With gradual restrictions being introduced on student movements by the leading Higher Ed destinations like UK and Australia, particularly from 2008, the landscapes were changing. Places like Malaysia and Mauritius built themselves up as regional hubs, but not so much by creating an indigenous system, but rather through liberal regulatory regimes that allowed foreign providers to set up institutions, or partnerships with local institutions, there. The strategy worked and these countries emerged as Regional Hubs for Higher Education, catering to the needs of poorer students and nearby countries. These, as well as various institutional experimentation with Online Higher Ed, were not game changers, but rather an extension of existing system of Global Higher Education.
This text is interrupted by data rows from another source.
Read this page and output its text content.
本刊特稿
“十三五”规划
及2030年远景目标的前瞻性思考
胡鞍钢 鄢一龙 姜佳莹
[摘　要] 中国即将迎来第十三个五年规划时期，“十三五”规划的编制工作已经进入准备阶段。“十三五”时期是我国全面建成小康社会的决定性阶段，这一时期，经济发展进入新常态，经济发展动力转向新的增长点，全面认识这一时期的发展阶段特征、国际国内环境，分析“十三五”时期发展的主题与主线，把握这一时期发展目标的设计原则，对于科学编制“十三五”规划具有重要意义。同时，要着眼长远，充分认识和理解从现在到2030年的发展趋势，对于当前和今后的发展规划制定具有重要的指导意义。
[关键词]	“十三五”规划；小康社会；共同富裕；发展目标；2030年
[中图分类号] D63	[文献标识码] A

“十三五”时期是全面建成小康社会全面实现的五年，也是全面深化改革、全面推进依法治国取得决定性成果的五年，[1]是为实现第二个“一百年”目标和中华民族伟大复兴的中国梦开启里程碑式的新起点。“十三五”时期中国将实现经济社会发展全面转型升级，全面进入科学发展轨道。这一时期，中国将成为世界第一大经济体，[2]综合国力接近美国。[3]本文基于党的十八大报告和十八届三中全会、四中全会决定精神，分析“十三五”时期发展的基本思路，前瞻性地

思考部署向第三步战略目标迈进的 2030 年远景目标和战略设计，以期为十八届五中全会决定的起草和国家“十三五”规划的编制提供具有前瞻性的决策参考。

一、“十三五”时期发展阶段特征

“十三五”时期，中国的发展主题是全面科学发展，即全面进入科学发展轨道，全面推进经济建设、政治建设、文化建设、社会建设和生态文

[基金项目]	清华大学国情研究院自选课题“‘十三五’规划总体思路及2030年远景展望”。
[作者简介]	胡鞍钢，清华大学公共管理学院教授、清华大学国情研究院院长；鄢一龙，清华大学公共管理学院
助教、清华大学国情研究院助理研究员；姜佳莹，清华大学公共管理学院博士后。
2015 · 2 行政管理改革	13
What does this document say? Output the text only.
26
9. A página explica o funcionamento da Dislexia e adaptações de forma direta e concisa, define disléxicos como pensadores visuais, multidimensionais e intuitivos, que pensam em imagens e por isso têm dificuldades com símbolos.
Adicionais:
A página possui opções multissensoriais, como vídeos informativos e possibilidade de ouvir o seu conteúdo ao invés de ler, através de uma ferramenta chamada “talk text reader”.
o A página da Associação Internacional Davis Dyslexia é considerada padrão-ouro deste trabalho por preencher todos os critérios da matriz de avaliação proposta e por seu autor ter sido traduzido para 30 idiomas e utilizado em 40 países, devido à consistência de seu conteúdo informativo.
But not so with China, which has the sheer scale, ambition and imagination to change the landscape altogether. There are important constraints - the restrictions on freedom of expression are significant constraints for building a world-class humanities education - but the Chinese Higher Ed offers an eclectic mix of Western and Eastern Higher Education, in which the standards are increasingly set in China. The structure of Chinese Higher Ed remains long and tedious, a legacy of thousands of years which may not be shaken away easily, but, on the other hand, many Asian and African students may be perfectly at home with this. And, Mandarin is a challenge and an opportunity, particularly for a young man or woman growing up in the Chinese sphere of influence, which is more or less everywhere except the North Atlantic.

What should India learn from this? 

Indeed, India's Higher Education system, though large, is not really comparable to China's, in terms of ambition or sophistication. Higher Ed in India consists of mostly small, private institutions dependent on teaching revenues, and instead of expanding, India is currently reducing its capacity. It is also parochial and less engaged with the Global Higher Ed conversations than the Chinese are. Shaped by a generation of thinking about Labour Arbitrage in the IT services industry, Indians have, mistakenly, taken that as a general principle of organising all the sectors of life, including Education and Health: Headhunting high calibre researchers from Western Institutions would be unthinkable in India, as would be the creation of an alternative model of International Higher Education. Indian institutions want to bring foreign students as they pay more, not because they introduce an element of diversity in the classroom that Indian institutions need. India's research culture, despite its impressive achievements in many technology areas, is largely confined to a few government laboratories, and educational institutions are not a part of it: Indian academia is rather enthusiastically involved in the sham Conference culture (events organised around the world allowing the academics to claim travel money and take holidays) and in producing meaningless journals to maintain the appearance of academic activity. India is, in a sense, caught between Mauritius and China - too proud to give up the claim of distinctiveness, but not ambitious enough to come up its own agenda. 

But India can and should learn, as it competes for influence in the region. Chinese Higher Ed is an integral part of Chinese soft power strategy, and increasingly, with its research capability, a part of its hard power too. Successive Indian governments have looked enviously at China's record of dramatically improving its infrastructure, and drawn the lesson that a modicum of authoritarianism is good for development. One would hope that with the emergence of Chinese Higher Ed from the shadows would now focus minds in India, and a recognition that a globally engaged and globally competitive Higher Education is an integral part of a 'big nation' strategy would mean a reorientation of policy priorities in Delhi.